I wish it were possible for me to go to Northboro this spring, I have thought a great deal of it, but I do not think I shall be able to make it out, Jairus sold his horse last fall. If it were not for the expense, it would not do for both of us to leave our boarders, & Jairus would not upon any consideration let me go without him, as you know you proposed that Catherine & I should come up together. We have talked about it, but F___ could not hear to it at all. I should admire to go so, but I do not think we should do more than talk about it.
Do write soon & tell me whether you intend to come down & all about everything & believe me ever truly your affectionate sister, — Mary C. Lincoln
- Information regarding Mary Cotton Ware’s father: Henry Ware (April 1, 1764 – July 12, 1845) was a preacher and theologian influential in the formation of Unitarianism and the American Unitarian Association in the United States. Born in Sherborn, Massachusetts, Ware was educated at Harvard College, earning his A.B. in 1785. He was from 1787 to 1805 the minister of the First Parish in Hingham, Massachusetts. In 1805 he was elected to the Hollis Chair at Harvard, precipitating a controversy between Unitarians and more conservative Calvinists. He took part in the formation of the Harvard Divinity School and the establishment of Unitarianism there in the following decades, publishing his debates with eminent Calvinists in the 1820s. His son, Henry Ware, Jr., followed his father as a Harvard Divinity professor and Unitarian theologian.

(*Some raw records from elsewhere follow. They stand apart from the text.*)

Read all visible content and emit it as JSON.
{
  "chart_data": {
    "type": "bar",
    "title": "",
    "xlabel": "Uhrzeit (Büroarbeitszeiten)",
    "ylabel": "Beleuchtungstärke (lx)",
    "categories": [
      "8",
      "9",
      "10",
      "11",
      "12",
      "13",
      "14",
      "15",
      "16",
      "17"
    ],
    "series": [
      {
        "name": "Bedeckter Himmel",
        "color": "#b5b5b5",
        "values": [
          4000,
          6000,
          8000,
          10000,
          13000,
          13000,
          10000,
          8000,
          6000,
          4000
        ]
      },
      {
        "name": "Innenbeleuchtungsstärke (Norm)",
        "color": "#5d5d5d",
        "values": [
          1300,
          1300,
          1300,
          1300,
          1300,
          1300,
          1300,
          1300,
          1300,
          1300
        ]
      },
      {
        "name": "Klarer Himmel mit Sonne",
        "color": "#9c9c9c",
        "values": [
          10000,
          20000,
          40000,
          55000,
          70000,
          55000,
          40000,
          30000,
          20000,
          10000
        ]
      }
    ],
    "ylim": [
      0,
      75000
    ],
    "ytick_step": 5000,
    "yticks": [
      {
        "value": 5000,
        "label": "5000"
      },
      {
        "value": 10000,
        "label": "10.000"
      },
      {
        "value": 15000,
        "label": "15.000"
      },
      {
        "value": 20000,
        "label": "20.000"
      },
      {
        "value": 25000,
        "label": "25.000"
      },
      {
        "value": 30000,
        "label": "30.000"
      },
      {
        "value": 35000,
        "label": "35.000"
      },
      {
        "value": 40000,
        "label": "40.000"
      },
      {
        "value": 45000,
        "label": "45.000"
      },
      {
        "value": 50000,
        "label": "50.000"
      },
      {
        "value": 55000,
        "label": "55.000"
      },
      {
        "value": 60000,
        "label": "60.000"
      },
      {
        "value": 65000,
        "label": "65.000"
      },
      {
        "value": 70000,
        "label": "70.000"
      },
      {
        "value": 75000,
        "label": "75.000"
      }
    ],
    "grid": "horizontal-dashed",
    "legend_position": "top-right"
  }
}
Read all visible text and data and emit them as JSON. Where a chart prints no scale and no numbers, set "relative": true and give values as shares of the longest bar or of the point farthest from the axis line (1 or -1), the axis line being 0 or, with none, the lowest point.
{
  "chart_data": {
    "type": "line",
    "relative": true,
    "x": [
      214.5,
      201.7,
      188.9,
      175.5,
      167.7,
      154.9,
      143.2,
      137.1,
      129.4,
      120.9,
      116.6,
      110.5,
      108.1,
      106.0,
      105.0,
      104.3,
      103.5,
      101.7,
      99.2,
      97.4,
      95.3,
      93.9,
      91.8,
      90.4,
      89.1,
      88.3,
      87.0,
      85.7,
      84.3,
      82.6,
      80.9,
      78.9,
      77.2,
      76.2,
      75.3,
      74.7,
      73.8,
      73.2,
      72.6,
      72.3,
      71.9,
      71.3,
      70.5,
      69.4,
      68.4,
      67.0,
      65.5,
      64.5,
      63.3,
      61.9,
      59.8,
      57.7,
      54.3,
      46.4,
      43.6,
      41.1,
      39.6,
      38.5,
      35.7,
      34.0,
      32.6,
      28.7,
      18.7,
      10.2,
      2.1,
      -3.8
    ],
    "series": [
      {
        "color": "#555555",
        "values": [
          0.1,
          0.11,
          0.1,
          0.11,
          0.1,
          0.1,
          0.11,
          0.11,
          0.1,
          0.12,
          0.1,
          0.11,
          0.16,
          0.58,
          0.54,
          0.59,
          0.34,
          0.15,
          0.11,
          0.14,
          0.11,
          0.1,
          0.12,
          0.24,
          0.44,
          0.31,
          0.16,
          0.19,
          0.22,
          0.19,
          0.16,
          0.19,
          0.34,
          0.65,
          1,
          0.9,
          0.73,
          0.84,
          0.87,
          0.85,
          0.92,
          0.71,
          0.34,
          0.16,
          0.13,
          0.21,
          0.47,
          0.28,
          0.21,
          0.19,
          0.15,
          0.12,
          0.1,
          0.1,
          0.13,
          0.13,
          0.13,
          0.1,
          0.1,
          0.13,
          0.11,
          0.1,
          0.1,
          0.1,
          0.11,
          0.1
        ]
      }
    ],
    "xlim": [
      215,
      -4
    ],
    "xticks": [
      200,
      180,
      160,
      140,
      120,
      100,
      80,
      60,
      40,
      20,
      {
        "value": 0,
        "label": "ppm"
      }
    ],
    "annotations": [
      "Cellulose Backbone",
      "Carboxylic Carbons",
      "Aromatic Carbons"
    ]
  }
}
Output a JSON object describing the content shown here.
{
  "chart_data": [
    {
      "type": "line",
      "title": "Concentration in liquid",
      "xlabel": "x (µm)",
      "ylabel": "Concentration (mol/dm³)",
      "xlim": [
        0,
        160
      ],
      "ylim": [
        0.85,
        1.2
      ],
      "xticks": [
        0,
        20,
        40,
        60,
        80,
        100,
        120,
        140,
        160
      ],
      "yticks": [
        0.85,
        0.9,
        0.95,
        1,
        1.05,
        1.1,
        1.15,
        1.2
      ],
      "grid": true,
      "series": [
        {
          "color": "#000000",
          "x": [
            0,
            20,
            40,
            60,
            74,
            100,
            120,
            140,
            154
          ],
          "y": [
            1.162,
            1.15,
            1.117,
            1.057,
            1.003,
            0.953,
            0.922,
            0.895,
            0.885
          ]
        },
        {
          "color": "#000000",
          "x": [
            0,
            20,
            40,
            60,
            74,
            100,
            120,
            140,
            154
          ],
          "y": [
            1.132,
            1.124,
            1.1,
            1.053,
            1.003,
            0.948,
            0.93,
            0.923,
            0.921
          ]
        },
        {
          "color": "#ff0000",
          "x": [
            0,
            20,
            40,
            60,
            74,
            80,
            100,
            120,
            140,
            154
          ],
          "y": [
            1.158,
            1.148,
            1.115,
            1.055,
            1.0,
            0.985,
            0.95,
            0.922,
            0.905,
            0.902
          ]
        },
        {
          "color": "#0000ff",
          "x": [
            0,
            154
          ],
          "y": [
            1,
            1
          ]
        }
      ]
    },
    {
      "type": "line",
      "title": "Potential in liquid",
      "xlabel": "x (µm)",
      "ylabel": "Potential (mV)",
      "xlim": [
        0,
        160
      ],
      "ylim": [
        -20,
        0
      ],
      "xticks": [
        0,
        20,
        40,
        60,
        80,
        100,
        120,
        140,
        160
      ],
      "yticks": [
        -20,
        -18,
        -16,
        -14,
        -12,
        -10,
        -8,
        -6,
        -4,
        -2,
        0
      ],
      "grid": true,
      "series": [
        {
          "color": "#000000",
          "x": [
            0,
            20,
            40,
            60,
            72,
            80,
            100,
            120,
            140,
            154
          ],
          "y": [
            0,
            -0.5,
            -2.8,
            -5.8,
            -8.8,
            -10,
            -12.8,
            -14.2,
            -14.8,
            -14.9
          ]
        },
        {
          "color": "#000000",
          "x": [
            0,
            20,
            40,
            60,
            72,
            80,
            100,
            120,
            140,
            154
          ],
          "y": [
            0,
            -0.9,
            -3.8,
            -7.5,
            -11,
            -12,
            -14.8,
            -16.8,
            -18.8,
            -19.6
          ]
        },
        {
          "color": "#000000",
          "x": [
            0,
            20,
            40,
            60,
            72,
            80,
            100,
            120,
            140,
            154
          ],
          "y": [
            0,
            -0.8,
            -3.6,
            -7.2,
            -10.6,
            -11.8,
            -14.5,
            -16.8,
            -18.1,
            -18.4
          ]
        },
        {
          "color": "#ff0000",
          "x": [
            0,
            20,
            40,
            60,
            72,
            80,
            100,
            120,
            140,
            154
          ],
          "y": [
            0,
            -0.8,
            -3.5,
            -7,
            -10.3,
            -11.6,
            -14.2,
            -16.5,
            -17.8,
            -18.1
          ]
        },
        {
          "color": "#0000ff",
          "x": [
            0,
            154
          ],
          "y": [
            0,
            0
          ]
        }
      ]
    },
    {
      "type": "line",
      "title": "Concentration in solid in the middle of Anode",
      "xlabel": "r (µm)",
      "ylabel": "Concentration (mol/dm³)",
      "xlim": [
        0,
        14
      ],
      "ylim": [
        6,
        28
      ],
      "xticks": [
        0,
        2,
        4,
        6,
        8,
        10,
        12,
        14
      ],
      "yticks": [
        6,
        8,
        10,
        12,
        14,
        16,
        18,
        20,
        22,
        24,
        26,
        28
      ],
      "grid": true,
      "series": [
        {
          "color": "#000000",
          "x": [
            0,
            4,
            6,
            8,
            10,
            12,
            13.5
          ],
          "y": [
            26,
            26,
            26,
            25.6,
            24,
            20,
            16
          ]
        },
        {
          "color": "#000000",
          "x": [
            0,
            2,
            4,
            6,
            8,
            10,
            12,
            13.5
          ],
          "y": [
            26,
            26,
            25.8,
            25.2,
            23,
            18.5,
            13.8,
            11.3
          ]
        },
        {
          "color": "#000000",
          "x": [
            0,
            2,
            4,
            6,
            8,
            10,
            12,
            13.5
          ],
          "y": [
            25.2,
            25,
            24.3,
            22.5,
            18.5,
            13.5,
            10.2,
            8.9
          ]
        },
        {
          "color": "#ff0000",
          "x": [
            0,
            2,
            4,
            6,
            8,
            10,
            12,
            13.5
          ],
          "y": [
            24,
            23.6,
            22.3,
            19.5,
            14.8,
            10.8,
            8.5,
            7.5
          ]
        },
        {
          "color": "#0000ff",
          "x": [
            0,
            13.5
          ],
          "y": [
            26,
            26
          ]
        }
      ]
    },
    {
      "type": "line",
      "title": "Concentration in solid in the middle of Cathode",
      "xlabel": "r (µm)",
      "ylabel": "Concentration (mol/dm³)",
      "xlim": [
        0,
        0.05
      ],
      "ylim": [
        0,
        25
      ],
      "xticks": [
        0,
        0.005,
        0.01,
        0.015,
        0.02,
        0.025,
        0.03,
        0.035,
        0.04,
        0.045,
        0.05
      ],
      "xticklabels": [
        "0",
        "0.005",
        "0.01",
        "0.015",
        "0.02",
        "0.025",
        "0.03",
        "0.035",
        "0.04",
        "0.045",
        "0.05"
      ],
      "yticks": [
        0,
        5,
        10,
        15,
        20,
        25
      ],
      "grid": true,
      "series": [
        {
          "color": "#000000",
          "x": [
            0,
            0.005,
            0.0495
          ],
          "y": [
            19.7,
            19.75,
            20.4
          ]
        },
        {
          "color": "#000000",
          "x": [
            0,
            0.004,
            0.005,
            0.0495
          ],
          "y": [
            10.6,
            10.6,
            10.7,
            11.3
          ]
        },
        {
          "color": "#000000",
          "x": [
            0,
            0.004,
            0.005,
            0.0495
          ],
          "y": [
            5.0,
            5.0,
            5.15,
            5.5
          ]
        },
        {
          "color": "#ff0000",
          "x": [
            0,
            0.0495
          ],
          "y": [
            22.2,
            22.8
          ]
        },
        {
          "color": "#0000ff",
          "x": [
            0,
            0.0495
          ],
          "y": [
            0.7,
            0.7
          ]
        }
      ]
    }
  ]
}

- Sydenham’s chorea or chorea minor (historically referred to as Saint Vitus Dance) is a disease characterized by rapid, uncoordinated jerking movements affecting primarily the face, feet and hands. Sydenham’s chorea (SC) results from childhood infection with Group A beta-hemolytic Streptococci and is reported to occur in 20-30% of patients with acute rheumatic fever (ARF). The disease is usually latent, occurring up to 6 months after the acute infection, but may occasionally be the presenting symptom of rheumatic fever. Sydenham’s Chorea is more common in females than males and most patients are children, below 18 years of age. Adult onset of Sydenham’s Chorea is comparatively rare and most of the adult cases are associated with exacerbation of chorea following childhood Sydenham’s Chorea.